We, as many other journal editors, have been looking at the recent release of the 2014 Journal Citation Reports by Thompson-Reuters. The results for the Memórias do Instituto Oswaldo Cruz have again been gratifying; our two-year impact factor has increased to 1.592 while the Memórias is one of the few Latin American journals with a five-year impact factor above 2.0. The other indices released by Thomson-Reuters have provided even more impressive news for the Memórias. The journal continues not only to be the most highly cited scientific periodical (with 5,899 citations in 2014), but also has the highest Eigenfactor score (0.086) of any Latin American journal. The Eigenfactor is like the impact factor, but gives more weight to citations from highly cited journals and less weight to citations from less cited journals, and self-citations are also omitted from the calculation.
However when we compare the Memórias to international journals worldwide the results are not so impressive. Here we have the same struggle as many other journals published in developing countries. That is, how can we attract the best manuscripts from our region, which tend to be sent by their authors to highly cited international journals? Even so the Memórias, in the tropical medicine category is classified within the top ten journals, using ranking by any of the indices mentioned above, while among parasitology journals the Memórias is ranked in the third quartile by impact factor. Tropical medicine and parasitology are the only two categories were Thomson-Reuters classifies the Memórias.

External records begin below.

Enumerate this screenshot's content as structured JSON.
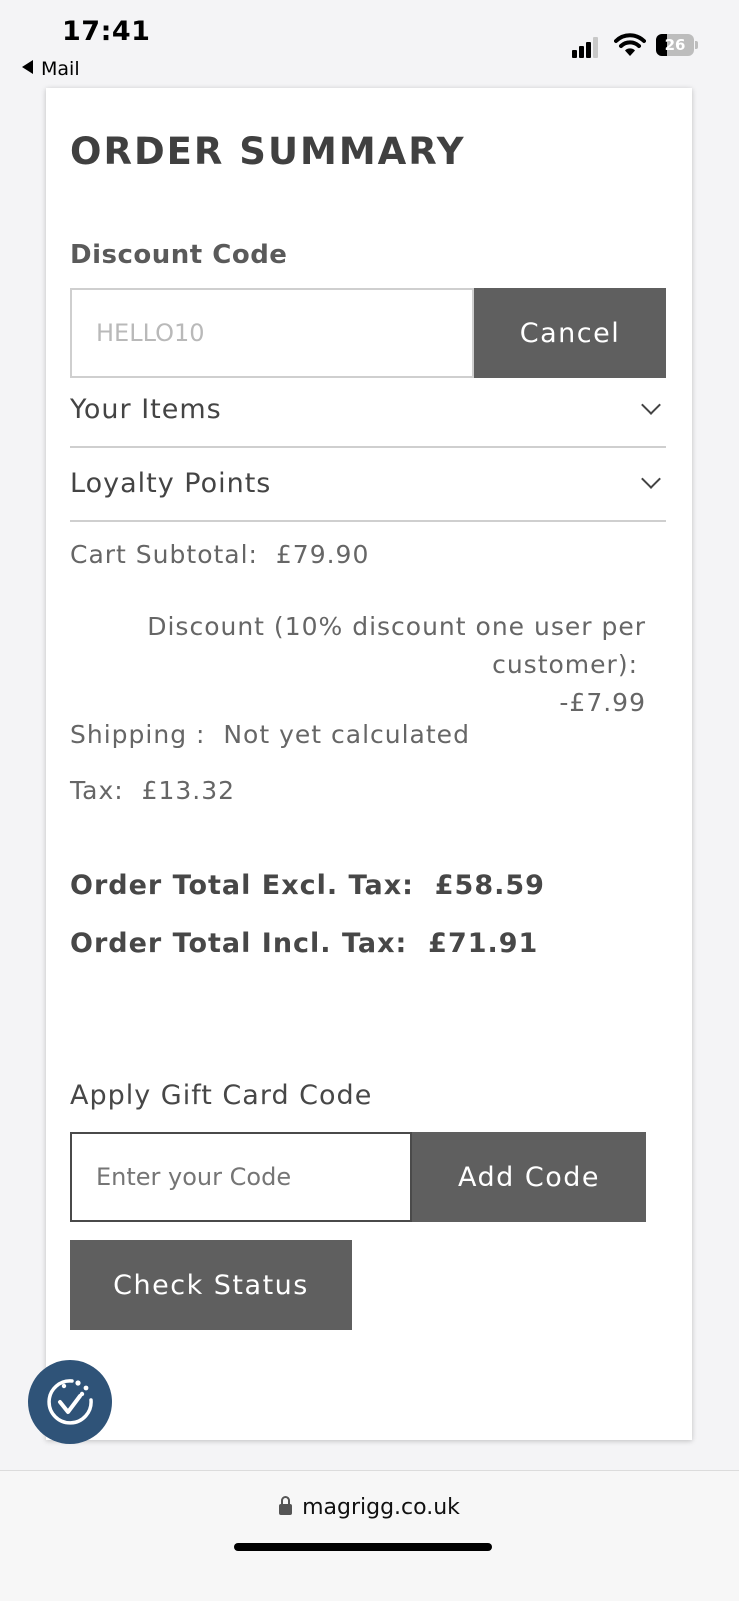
{
  "status_bar": {
    "time": "17:41",
    "back_app": "Mail",
    "battery": "26"
  },
  "order_summary": {
    "title": "ORDER SUMMARY",
    "discount_label": "Discount Code",
    "discount_value": "HELLO10",
    "cancel_label": "Cancel",
    "sections": [
      {
        "label": "Your Items",
        "icon": "chevron-down-icon"
      },
      {
        "label": "Loyalty Points",
        "icon": "chevron-down-icon"
      }
    ],
    "cart_subtotal_label": "Cart Subtotal:",
    "cart_subtotal_value": "£79.90",
    "discount_line1": "Discount (10% discount one user per",
    "discount_line2": "customer):",
    "discount_amount": "-£7.99",
    "shipping_label": "Shipping :",
    "shipping_value": "Not yet calculated",
    "tax_label": "Tax:",
    "tax_value": "£13.32",
    "total_excl_label": "Order Total Excl. Tax:",
    "total_excl_value": "£58.59",
    "total_incl_label": "Order Total Incl. Tax:",
    "total_incl_value": "£71.91",
    "gift_label": "Apply Gift Card Code",
    "gift_placeholder": "Enter your Code",
    "add_code_label": "Add Code",
    "check_status_label": "Check Status"
  },
  "browser": {
    "url": "magrigg.co.uk"
  },
  "colors": {
    "button": "#5f5f5f",
    "badge": "#2f5378"
  }
}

Other data from the Journal Citation Reports show the changes in journal publishing. One is the growth of megajournals. There are now over 100 journals that publish 1,000 articles per year. PLoS One, that published more than 30,000 articles last year, heads the list. While many are traditional journals, such as Proceedings of the National Academy of Sciences and the Journal of Biological Chemistry, there are several newer open access (OA) journals as for instance the Scientific Reports from the Nature Publishing Group, which published nearly 4,000 articles with an impact factor of over 5.0.
Another trend has been the rise of OA journals. In several categories, such as public health, tropical medicine and parasitology, the ranking of journals by impact factor is headed by OA journals. New OA journals such as eLife, which is sponsored by major research funders, have received their first impact factors (an impressive score of nearly 10) and flagship journals published by the major OA publishers have seen increases in their impact.
Brazil is fortunate to have most of its scientific journals published as OA. This is principally due to the SciELO project, which provides an OA platform for selected Brazilian journals, including the Memórias.
Many of the Brazilian journals, including the Memórias, are published under a special model of OA where no fees are charged to authors and readers sometimes referred to as Platinum Open Acess. These journals are funded by a variety of public resources (including institutional and research agency funding). This together with the pro bono work of their editors and reviewers allows for a form of open public access: authors can contribute to the scientific literature and any member of the public can access this literature without any financial barriers. The scientific publication process is thus funded by the Brazilian taxpayers as a logical complement to their investment in scientific research.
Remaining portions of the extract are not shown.